Catholic owners of real estate often require, by imposition of written use restrictions in leases, deeds and recorded covenants, adherence to the Ethical and Religious Directives for Catholic Health Care Services (the “ERDs“). The ERDs were promulgated, and are occasionally modified by, the United States Conference of Catholic Bishops. The ERDs are binding upon all Catholic hospitals and other Catholic health care providers and compliance by the Catholic provider is not discretionary. For this reason, when a Catholic landlord includes adherence to the ERDs as a lease covenant, violation of the covenant by the tenant constitutes a default under the lease. Although there are 72 enumerated directives making up the ERDs, the ones that relate to or constitute health care services are relatively few and fall broadly into two (2) categories: beginning of life matters (directives 38-54) and end of life matters (directives 55-66). The relevant beginning of life directives prohibit the following procedures and activities: direct abortion, contraception, sterilization, embryo destruction and fertility techniques that separate the unitive from the procreative aspects of the marital act (e.g., in vitro fertilization). The relevant end of life directives prohibit euthanasia and assisted suicide procedures.

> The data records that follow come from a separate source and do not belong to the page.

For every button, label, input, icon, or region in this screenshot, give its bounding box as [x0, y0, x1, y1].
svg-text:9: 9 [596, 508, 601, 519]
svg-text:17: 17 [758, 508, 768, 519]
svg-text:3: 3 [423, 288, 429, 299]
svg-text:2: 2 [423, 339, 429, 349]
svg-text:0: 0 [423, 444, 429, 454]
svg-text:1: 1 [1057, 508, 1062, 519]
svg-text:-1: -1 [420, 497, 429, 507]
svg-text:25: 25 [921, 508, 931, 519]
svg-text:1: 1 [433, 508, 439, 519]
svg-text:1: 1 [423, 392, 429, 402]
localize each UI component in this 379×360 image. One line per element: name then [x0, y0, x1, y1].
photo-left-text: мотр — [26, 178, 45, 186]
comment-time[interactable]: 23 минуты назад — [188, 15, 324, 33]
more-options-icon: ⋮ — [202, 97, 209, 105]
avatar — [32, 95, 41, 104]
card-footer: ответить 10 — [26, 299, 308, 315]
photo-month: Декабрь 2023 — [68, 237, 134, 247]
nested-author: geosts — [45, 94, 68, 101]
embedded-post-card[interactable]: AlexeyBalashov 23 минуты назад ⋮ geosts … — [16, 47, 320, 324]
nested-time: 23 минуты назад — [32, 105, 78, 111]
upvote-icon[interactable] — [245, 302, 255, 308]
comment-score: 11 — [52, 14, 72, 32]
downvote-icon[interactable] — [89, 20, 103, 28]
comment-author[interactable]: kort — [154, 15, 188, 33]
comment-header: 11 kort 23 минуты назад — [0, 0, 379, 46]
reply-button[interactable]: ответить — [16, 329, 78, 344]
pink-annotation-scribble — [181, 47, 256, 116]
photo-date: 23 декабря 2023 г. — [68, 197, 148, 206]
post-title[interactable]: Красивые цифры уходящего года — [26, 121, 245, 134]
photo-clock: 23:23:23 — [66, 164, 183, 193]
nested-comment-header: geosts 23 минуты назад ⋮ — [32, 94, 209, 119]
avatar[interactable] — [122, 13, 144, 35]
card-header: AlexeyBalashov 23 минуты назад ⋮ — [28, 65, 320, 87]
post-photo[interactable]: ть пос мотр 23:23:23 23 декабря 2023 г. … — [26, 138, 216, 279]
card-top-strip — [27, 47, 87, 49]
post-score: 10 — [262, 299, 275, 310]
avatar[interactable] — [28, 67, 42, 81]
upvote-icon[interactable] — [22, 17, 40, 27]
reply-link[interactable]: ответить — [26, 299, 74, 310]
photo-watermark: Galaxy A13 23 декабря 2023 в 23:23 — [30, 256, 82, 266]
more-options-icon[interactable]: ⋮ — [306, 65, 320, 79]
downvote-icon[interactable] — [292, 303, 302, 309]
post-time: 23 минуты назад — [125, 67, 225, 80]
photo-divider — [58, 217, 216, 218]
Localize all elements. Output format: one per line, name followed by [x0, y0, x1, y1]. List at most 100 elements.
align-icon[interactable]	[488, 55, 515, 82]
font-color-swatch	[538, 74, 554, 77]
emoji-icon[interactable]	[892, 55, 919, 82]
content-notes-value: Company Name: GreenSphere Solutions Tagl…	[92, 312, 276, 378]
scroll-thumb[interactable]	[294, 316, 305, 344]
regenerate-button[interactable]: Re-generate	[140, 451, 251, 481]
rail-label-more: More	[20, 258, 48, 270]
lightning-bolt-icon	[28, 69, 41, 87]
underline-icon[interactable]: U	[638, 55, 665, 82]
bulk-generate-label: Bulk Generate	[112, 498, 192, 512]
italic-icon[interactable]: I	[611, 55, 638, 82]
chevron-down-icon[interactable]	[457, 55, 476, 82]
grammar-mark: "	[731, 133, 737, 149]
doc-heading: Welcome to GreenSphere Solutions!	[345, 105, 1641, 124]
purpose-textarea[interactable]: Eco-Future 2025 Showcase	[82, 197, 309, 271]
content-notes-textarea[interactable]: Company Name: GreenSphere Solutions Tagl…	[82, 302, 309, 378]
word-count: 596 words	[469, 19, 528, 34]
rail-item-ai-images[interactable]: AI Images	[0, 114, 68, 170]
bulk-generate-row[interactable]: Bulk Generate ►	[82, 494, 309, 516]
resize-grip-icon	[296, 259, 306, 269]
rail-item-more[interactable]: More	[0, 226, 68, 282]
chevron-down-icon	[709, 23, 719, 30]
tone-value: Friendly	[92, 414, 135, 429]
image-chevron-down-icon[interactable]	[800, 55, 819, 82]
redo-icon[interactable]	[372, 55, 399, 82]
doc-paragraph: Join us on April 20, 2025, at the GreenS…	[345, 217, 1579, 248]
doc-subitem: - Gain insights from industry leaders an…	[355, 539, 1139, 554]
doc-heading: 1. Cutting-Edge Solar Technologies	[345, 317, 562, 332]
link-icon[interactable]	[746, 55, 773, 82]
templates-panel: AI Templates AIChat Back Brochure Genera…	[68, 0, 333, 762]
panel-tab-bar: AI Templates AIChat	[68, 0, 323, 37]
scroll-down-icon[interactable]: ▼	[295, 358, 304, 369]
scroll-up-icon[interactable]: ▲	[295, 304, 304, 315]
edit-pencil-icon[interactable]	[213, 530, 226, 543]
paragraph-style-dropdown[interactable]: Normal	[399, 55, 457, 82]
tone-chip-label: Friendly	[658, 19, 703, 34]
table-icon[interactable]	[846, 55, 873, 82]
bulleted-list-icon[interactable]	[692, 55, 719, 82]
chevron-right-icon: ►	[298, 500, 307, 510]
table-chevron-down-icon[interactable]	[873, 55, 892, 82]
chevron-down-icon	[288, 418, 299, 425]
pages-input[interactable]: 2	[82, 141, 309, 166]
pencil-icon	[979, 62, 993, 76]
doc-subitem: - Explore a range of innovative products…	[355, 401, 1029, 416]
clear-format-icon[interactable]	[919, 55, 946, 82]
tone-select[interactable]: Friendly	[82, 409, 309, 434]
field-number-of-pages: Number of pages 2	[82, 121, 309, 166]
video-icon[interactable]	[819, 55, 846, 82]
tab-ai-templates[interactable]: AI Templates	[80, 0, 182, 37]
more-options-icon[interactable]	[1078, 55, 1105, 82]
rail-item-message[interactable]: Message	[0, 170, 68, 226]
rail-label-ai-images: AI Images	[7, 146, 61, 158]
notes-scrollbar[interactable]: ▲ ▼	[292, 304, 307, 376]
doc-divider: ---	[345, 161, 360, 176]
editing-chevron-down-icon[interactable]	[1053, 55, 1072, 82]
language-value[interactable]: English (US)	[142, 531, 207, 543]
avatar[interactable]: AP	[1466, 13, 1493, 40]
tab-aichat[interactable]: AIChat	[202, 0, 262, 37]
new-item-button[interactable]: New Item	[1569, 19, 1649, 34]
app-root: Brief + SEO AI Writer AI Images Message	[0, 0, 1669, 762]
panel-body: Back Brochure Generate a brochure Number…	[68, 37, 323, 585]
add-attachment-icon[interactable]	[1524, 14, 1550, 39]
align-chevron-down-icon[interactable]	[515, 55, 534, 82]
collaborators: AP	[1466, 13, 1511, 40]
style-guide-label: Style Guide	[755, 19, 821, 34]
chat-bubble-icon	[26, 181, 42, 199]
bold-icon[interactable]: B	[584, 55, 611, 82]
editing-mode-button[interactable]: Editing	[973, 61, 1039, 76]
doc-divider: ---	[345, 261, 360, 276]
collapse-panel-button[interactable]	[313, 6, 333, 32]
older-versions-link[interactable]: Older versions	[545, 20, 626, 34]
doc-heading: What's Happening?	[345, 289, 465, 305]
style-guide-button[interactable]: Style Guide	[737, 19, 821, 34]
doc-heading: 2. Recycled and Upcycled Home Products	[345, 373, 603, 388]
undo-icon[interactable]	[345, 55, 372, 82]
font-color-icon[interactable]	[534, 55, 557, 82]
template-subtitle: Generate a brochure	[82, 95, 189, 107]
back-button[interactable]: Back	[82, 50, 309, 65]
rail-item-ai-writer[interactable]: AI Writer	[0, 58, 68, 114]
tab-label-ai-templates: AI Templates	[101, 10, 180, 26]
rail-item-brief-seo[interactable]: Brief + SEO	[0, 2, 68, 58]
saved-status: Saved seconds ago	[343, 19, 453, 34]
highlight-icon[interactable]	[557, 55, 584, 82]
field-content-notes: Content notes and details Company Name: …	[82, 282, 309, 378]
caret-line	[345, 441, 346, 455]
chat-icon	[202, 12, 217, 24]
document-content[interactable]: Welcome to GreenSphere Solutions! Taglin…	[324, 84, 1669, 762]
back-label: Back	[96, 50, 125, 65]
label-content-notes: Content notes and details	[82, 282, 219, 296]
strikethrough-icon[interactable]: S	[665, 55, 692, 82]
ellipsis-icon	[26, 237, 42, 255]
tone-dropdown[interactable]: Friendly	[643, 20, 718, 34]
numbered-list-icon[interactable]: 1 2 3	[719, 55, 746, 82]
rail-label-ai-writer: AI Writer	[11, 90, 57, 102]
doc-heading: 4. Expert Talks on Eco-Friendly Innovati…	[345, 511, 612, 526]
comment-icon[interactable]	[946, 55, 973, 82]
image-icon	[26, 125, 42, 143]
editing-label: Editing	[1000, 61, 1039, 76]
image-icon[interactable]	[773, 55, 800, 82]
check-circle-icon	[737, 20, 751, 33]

Questions of interpretation and application of the ERDs to a particular case ultimately fall to the local ordinary (bishop) even though a particular Catholic hospital may have a medical ethics committee charged with the task of determining what to do in a particular case. As a recent example from the Diocese of Phoenix made clear, however, the determination of the medical ethics committee is not determinitive of the question whether the ERDs have been violated. [link to press release]. Some cases, are difficult because they involve either (a) complicated principles of moral theology including application of the moral principle called the “law of double effect”, or (b) life-threatening conditions making time of the essence, or (c) both. Nevertheless, failure to comply with the ERDs can result in sanctions by the local bishop. Sanctions were levied against St. Joseph’s Hospital in Phoenix by the bishop where he decreed that the hospital, after permitting an abortion in 2009, could no longer consider itself Catholic. [link to decree]. Defending its decision to permit the abortion, the hospital maintained that it did the right thing making a difficult decision to “save the only life that could be saved” (the mother’s). The ACLU weighed in on the Phoenix case too arguing that failing to provide the abortion could have been a violation by the hospital of the Emergency Medical Treatment and Active Labor Act (EMTALA), 42 U.S.C. § 1395dd, and the Conditions of Participation of Medicare and Medicaid, 42 C.F.R. § 482.13.
The ACLU’s argument is that the mother, under EMTALA, may have had a right to “emergency reproductive health care” (i.e., an abortion) to save her own life. The counter argument is that under the moral principle of the law of double effect, some abortions are morally wrong even though they have the “good” effect of saving the life of the mother. Although it is clear that both hospital and bishop were concerned about balancing the rights of both mother and child, the ACLU letter does not advocate for, or mention, the rights of the child in the case implying that those rights should not be considered. Directive 47 of the ERDs attempts to balance the rights of the unborn with the rights of the mother and recognizes the moral legitimacy in certain proportionate cases of indirect abortions.
The Phoenix situation illustrates the tension between the moral principles embodied by the ERDs, the requirements of law and the continued controversy surrounding the abortion issue. Catholic hospitals will undoubtedly continue to be on the front line wrestling with and trying to properly balance these competing interests.